Возвратившись в Киев, Хрущев направился к командующему и застал его за горой писем.

— Смотрите, что делается, Никита Сергеевич, — развел руками Ватутин. — Всем на фронт хочется. А кому же готовить резервы, нести службу здесь, кому? И разве им не известно, что война не только на переднем крае?

— Патриотизм, Николай Федорович, — весело усмехнулся Хрущев, — так сказать, высокие чувства.

— Да, чувства! Только хочешь не хочешь, а придется остужать. Впрочем, вот говорю, а сам, право, был такой же. Не верите?

— Нет, почему же.

— Как сейчас, помню, — разоткровенничался командующий, — зачислили в запасной полк. Спим на голых нарах. Если занятия — ботинки с обмотками, а на хозработы лапти обуваем. Потом бои с бандами под Луганском. А вспыхнула война с панской Польшей — нам и удержу нет: рапорт за рапортом. Я тоже написал. Отказали. Еще прошусь. Опять отказ. Прошусь третий раз. А комиссар вызвал и говорит, куда тебе, еще не обучен как надо. И на курсы меня. Впереди, говорит, еще много боев и походов. В общем, образумил.

Хрущев добродушно рассмеялся.

— Я ведь к чему, Никита Сергеевич, не нужно ли и нам послать на курсы такого «комиссара»?

— Можно, конечно, и пошлем обязательно. Только знаете, Николай Федорович, лучше, когда каждый сам себе комиссар! Вот к чему нужно приучать людей.
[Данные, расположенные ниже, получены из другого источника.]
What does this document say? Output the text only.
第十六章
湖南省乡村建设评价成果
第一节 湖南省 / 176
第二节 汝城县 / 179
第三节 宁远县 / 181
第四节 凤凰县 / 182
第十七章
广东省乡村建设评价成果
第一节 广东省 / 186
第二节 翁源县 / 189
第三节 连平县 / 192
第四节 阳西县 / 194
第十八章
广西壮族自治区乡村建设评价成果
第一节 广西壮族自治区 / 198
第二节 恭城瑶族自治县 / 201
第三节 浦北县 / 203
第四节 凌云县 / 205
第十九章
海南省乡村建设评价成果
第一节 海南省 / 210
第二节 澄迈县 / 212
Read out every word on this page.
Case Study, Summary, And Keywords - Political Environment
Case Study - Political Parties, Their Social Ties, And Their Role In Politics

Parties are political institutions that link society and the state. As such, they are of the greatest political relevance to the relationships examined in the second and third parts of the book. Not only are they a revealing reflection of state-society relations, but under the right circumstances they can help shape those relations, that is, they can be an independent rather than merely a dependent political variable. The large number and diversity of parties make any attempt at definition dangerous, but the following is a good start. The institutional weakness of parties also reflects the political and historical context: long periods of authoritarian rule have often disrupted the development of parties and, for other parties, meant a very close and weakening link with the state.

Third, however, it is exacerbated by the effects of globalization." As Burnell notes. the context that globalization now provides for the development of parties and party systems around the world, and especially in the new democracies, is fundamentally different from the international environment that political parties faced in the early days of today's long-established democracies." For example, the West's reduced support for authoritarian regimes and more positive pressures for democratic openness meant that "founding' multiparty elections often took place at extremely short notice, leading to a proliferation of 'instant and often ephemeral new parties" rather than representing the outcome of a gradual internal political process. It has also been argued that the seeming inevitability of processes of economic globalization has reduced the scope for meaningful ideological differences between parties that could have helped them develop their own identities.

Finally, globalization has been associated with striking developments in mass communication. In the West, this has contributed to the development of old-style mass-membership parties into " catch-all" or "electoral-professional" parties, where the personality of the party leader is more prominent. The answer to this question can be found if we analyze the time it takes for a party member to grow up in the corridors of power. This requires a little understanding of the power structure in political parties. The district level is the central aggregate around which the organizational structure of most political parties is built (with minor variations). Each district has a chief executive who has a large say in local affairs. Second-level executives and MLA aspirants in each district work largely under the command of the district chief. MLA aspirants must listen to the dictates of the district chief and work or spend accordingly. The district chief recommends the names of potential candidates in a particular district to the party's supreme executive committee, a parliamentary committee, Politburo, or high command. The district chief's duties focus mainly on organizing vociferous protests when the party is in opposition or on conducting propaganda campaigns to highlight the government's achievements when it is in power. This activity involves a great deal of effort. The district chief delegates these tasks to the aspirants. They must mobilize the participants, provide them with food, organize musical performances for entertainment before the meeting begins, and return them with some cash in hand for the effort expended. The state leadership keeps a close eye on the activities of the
Ведь нам с вами не нужен же комиссар.

Запнувшись на мгновение, Ватутин невольно уставился на Хрущева. «Тебе, может, и нет, а мне нужен, и оба мы знаем, какой ты замечательный «комиссар». Никакого другого я не хочу». Вслух же сказал:

— А чтобы приучить, к сожалению, нужно еще обращаться и к «комиссару».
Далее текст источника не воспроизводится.